I may be poking a stick at a beehive here, but a conversation with a fellow writer got me thinking. We both write dark fantasy and horror and currently are shopping projects that fall under the incredibly broad sub-genre known as Urban Fantasy. From the inception of the term, Urban Fantasy meant to refer to any work with a “world within a world” theme. A fairly broad concept, this would include everything from Neil Gaiman’s Neverwhere and E.K. Sedia’s A Secret History of Moscow to Laurel K. Hamilton’s Anita Blake Series and Jim Butcher’s Dresden Files.

Now it seems as though a standard plot/character has hijacked the genre and is now dictating all efforts to produce an original work.
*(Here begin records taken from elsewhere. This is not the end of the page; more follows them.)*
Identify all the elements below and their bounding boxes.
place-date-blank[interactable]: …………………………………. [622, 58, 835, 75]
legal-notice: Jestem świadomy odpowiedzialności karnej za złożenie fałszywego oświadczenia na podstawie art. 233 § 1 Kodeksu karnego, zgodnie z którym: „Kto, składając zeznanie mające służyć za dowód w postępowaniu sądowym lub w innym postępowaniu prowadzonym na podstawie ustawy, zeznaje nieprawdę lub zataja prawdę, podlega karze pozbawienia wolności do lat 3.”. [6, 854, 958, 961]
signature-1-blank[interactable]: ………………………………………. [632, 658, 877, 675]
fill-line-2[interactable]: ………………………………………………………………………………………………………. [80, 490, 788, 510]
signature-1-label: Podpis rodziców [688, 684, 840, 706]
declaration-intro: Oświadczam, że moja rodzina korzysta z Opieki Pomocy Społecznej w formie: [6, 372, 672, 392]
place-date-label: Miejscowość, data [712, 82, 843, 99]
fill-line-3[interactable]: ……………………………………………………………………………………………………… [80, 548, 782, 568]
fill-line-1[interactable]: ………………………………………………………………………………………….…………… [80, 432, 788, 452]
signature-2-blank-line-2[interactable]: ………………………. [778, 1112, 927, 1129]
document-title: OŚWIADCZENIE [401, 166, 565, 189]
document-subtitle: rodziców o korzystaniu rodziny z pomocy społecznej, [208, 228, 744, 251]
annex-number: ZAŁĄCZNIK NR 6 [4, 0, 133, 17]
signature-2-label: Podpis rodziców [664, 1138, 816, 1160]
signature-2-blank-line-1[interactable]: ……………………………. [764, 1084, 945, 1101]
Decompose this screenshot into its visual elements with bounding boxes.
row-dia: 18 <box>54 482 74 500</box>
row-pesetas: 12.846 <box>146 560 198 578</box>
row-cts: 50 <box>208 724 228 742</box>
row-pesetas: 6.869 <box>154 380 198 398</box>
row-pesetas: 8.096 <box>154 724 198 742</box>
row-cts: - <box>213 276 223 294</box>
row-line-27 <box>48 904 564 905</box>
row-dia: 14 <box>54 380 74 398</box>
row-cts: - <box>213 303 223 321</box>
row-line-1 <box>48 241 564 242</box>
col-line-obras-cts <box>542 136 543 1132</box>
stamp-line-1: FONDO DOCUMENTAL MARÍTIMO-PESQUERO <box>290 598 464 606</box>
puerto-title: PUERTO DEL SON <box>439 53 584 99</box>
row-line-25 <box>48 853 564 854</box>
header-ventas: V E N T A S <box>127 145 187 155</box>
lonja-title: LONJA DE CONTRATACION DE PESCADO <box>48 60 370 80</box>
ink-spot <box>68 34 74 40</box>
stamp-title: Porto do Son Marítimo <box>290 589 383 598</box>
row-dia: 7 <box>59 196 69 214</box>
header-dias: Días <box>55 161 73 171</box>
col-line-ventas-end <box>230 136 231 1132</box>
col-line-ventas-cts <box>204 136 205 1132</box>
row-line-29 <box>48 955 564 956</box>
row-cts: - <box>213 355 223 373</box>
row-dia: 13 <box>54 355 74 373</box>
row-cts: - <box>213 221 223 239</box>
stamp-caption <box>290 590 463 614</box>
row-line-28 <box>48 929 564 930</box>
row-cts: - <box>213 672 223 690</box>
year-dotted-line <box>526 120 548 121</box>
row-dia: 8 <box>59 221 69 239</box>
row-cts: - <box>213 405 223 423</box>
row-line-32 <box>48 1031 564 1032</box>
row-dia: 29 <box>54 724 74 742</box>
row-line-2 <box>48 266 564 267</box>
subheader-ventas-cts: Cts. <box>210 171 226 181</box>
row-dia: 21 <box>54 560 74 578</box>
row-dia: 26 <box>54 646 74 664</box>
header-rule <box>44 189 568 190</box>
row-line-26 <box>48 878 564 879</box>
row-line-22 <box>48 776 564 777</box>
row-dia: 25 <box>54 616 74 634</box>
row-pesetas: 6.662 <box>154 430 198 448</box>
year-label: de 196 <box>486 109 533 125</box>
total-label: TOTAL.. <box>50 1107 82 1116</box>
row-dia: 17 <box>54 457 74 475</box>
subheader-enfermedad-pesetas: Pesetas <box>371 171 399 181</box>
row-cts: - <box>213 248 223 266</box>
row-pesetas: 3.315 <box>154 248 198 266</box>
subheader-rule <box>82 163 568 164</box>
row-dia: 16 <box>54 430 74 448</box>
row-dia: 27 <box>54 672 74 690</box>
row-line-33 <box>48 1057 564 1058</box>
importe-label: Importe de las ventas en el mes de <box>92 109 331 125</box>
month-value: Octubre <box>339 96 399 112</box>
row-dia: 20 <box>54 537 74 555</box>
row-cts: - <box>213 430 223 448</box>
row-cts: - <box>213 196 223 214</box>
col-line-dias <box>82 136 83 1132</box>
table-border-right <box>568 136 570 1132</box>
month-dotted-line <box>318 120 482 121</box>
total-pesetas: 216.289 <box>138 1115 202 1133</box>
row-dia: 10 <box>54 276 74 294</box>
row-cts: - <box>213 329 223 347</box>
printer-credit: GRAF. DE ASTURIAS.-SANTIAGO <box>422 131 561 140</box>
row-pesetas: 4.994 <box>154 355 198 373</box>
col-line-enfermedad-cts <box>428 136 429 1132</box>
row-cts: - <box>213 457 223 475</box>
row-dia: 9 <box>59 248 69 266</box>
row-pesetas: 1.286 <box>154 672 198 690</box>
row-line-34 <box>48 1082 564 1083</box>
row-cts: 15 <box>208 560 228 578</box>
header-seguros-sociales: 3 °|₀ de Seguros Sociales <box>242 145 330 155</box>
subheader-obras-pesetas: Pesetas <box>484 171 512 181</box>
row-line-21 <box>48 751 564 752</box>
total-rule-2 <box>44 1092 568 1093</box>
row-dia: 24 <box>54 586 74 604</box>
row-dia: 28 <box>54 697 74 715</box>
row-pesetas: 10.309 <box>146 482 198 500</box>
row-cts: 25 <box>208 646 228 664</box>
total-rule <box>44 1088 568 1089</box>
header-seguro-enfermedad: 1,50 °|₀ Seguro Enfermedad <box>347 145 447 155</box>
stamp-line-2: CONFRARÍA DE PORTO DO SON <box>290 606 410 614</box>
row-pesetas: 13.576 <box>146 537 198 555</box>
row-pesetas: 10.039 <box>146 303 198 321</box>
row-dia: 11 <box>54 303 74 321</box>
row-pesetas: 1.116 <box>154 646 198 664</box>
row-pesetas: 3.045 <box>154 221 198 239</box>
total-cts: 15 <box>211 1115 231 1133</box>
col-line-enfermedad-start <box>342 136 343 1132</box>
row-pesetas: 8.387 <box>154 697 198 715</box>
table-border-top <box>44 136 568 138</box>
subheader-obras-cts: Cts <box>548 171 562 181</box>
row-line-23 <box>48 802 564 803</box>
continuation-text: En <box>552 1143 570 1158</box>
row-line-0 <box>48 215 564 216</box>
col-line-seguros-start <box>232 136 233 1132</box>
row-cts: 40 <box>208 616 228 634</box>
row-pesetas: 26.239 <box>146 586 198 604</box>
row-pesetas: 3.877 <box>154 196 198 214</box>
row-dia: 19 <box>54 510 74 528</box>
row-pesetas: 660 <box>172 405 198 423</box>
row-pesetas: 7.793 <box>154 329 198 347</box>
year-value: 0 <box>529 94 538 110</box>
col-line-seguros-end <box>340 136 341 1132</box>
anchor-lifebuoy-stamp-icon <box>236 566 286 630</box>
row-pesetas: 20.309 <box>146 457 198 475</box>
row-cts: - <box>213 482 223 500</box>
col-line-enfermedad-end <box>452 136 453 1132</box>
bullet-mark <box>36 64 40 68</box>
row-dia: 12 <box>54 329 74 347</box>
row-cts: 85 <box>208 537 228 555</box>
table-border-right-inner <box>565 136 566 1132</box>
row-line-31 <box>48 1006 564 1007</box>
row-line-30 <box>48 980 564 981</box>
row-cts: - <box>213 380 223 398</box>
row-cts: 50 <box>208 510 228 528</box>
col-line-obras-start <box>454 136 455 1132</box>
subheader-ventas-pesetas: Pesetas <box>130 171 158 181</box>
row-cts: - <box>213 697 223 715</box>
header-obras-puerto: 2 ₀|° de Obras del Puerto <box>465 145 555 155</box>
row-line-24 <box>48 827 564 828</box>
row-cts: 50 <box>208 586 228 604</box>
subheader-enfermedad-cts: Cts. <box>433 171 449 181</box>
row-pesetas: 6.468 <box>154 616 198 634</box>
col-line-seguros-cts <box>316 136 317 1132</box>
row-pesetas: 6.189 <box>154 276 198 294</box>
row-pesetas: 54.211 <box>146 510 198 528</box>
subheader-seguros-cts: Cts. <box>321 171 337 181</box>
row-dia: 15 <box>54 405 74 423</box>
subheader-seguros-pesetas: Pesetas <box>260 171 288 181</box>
Don’t get me wrong, I love my Anita Blake, but it seems as though Urban Fantasy can only be one Consultant/Investigator/Enforcer with supernatural powers spending their time kicking monster but while dropping one liners. As editor for Paper Cities, E.K. Sedia tried to bring back the original meaning of the term Urban Fantasy by showcasing a broad range of stories that extended beyond the usual suspects (vampires, witches, werewolves, and zombies) to more unusual constructs that still perpetuated the “world within world” theme. Still, many agents and editors are coming to expect a very specific formula from writers who fall under this category, making it difficult to stand out in a sea of stories about ass kicking loners.

Disclaimer–my current project shifted more toward the acceptable ass kicking paranormal consultant theme, but I did craft it to be different from the norm as did my writer friend with her project. I have other projects manifesting that fall outside of the accepted construct. Does this mean we need to cultivate a new genre, or can Urban Fantasy go back to its more encompassing roots and embrace those writers who may not want to fit into the current formula? Any thoughts from you the masses?